In Sachen Revanchismus stimme ich Ihnen zu! Wohin beleidigte imperiale Großmannssucht führen kann bekommen wir leider brutal (und teuer) vorgeführt. Da könnte ein kleines, aber symbolträchtiges Zeichen angebracht sein. Man sollte die Anwohner einbeziehen, die die Lasten der Umstellung vornehmlich zu tragen hätten.

@Rudi Bauer
Belgien hat 3 Amtssprachen, darunter deutsch. Die Bezeichnung Brüssel ist somit auch völlig korrekt.
Monaco heißt auch im Französischen und Italienischem Monaco.
Der Verdacht des Revanchismus war nicht nur damals vollkommen gerechtfertigt.
Wenigstens gibt die DB die Orte in der jeweiligen Landessprache an. So schwer sind die polnischen und italienischen Orte nun auch wieder nicht – zumal jedes 4. Eiscafé in Dtl. Venezia heißt.
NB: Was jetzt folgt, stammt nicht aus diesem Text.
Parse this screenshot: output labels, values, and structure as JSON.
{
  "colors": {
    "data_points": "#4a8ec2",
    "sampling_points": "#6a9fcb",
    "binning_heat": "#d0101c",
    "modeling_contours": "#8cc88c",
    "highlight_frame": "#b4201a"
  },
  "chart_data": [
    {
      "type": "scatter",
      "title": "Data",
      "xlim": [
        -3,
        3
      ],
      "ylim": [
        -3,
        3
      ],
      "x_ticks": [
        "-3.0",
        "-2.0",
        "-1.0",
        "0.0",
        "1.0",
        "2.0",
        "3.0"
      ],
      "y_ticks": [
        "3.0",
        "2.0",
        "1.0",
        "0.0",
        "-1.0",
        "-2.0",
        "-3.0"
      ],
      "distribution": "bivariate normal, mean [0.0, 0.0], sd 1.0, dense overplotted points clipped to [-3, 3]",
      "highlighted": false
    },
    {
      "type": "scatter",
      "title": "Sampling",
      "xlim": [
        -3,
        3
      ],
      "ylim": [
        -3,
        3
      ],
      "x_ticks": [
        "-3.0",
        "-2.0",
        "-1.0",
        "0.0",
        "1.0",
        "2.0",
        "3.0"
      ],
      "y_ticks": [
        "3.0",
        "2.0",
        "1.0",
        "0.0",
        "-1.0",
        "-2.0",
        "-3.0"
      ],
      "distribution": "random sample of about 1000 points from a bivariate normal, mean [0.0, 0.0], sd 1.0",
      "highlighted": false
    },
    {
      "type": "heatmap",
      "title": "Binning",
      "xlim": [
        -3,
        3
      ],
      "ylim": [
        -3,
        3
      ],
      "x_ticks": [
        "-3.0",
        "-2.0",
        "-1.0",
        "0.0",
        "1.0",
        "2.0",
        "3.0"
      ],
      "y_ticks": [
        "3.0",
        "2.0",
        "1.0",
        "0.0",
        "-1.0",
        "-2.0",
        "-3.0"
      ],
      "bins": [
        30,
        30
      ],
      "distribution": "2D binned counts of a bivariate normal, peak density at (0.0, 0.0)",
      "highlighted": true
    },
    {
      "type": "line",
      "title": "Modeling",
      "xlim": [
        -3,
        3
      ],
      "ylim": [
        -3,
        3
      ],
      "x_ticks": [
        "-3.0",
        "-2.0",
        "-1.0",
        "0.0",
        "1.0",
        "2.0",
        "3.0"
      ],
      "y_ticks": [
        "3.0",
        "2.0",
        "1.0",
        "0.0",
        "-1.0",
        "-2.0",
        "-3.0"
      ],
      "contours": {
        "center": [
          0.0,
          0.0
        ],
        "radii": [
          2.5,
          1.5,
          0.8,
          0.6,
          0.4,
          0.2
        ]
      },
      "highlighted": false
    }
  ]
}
Naja, so eine Umbenennung erinnert unangenehm an die krampfhaften Bemühungen der DDR-Administration, die Benennung osteuropäischer Städte statt mit hergebrachten Bezeichnungen mit für deutsche Zungen schwierigen slawischen Originalnamen durchzusetzen. Das gipfelte in absurden Amtshandlungen, wenn z.B. DDR-Grenzer einen Shell-Straßenatlas beanstandeten und unter Revanchismusverdacht stellten, weil darin Breslau und Warschau eingezeichnet waren, derweil der einreisewillige Westdeutsche sich das Lachen nur mit Mühe verkneifen konnte.
Kiew und Lemberg sind genauso in Ordnung wie Brüssel, Prag, Mailand, Venedig, Nizza, Lissabon, Monaco bzw. Munich (München), Nuremberg (Nürnberg) und Cologne (Köln).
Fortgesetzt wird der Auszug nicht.